Regarding clinical presentation, the cat showed mild self‐limiting clinical signs, as seen in other reports (Belgium OIE, 2020; Davidson, 2020b; Sailleau et al., 2020). In addition, the cat was positive only in the rectal swab, similar to what occurred in the case reported in France (Sailleau et al., 2020), suggesting that this sampling site is important for animals, in addition to being easily accessible for the species in question.
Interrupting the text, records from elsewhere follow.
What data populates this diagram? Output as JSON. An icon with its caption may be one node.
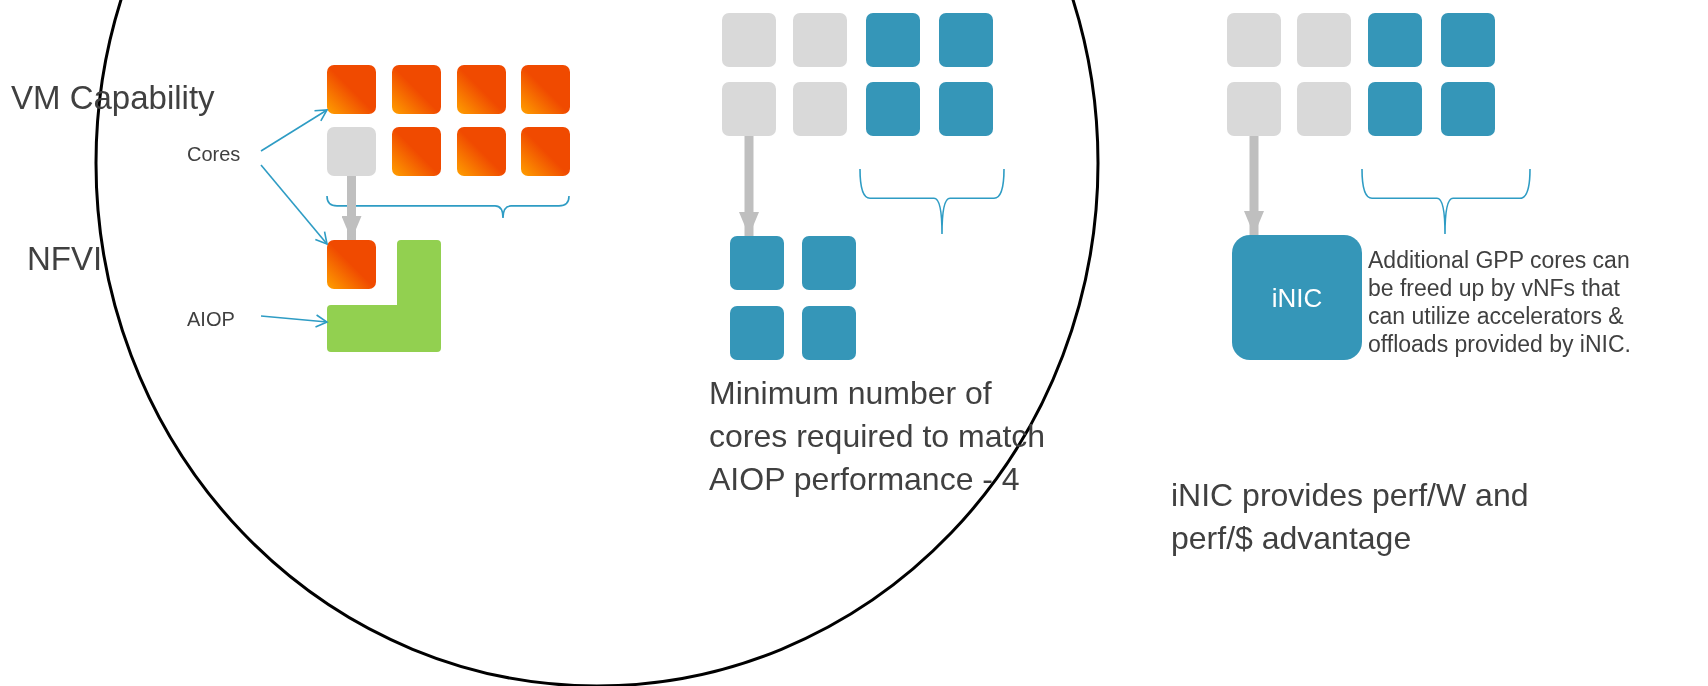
{
  "diagram": {
    "nodes": [
      {
        "text": [
          "Cores"
        ]
      },
      {
        "text": [
          "AIOP"
        ]
      },
      {
        "text": [],
        "shape": "box"
      },
      {
        "text": [],
        "shape": "box"
      },
      {
        "text": [],
        "shape": "box"
      },
      {
        "text": [],
        "shape": "box"
      },
      {
        "text": [],
        "shape": "box"
      },
      {
        "text": [],
        "shape": "box"
      },
      {
        "text": [],
        "shape": "box"
      },
      {
        "text": [],
        "shape": "box"
      },
      {
        "text": [],
        "shape": "box"
      },
      {
        "text": [],
        "shape": "box"
      },
      {
        "text": [],
        "shape": "box"
      },
      {
        "text": [],
        "shape": "box"
      },
      {
        "text": [],
        "shape": "box"
      },
      {
        "text": [],
        "shape": "box"
      },
      {
        "text": [],
        "shape": "box"
      },
      {
        "text": [],
        "shape": "box"
      },
      {
        "text": [],
        "shape": "box"
      },
      {
        "text": [],
        "shape": "box"
      },
      {
        "text": [],
        "shape": "box"
      },
      {
        "text": [],
        "shape": "box"
      },
      {
        "text": [],
        "shape": "box"
      },
      {
        "text": [],
        "shape": "box"
      },
      {
        "text": [],
        "shape": "box"
      },
      {
        "text": [],
        "shape": "box"
      },
      {
        "text": [],
        "shape": "box"
      },
      {
        "text": [],
        "shape": "box"
      },
      {
        "text": [],
        "shape": "box"
      },
      {
        "text": [],
        "shape": "box"
      },
      {
        "text": [],
        "shape": "box"
      },
      {
        "text": [],
        "shape": "box"
      },
      {
        "text": [
          "iNIC"
        ],
        "beside": [
          "Additional GPP cores can be freed up by vNFs that can utilize accelerators & offloads provided by iNIC."
        ]
      }
    ],
    "edges": [
      {
        "from": 0,
        "to": 2,
        "arrow": "to"
      },
      {
        "from": 0,
        "to": 10,
        "arrow": "to"
      },
      {
        "from": 1,
        "to": 11,
        "arrow": "to"
      },
      {
        "from": 6,
        "to": 10,
        "arrow": "to",
        "style": "thick",
        "color": "#bfbfbf"
      },
      {
        "from": 16,
        "to": 20,
        "arrow": "to",
        "style": "thick",
        "color": "#bfbfbf"
      },
      {
        "from": 28,
        "to": 32,
        "arrow": "to",
        "style": "thick",
        "color": "#bfbfbf"
      }
    ],
    "labels": [
      "VM Capability",
      "NFVI",
      "Minimum number of cores required to match AIOP performance - 4",
      "iNIC provides perf/W and perf/$ advantage"
    ]
  }
}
Finally, it is important to notice that there is no proof currently that dogs and cats can transmit COVID‐19 to humans, and probably, they have no important epidemiological roles on transmission. In a research conducted in New York City, during the pandemic peak in the city, only 3 cats were positive, in a city full of cats (Davidson, 2000a). In Wuhan, about 11% of 102 cats were positive in ELISA after the outbreak (Zhang, Zhang, et al., 2020). Also, there are a low number of diagnosed animals compared with the numbers of cases in humans, showing that the transmission between humans and cats is not common. Considering our report and previous studies, the authors of the present report do not recommend any kind of abandonment of cats or dogs because of SARS‐CoV‐2, once these animals do not seem to have any role in transmission or infection in humans.

CONFLICT OF INTEREST

There was no conflict of interest with others.

ETHICAL APPROVAL

We declare that ethical statement is not applicable.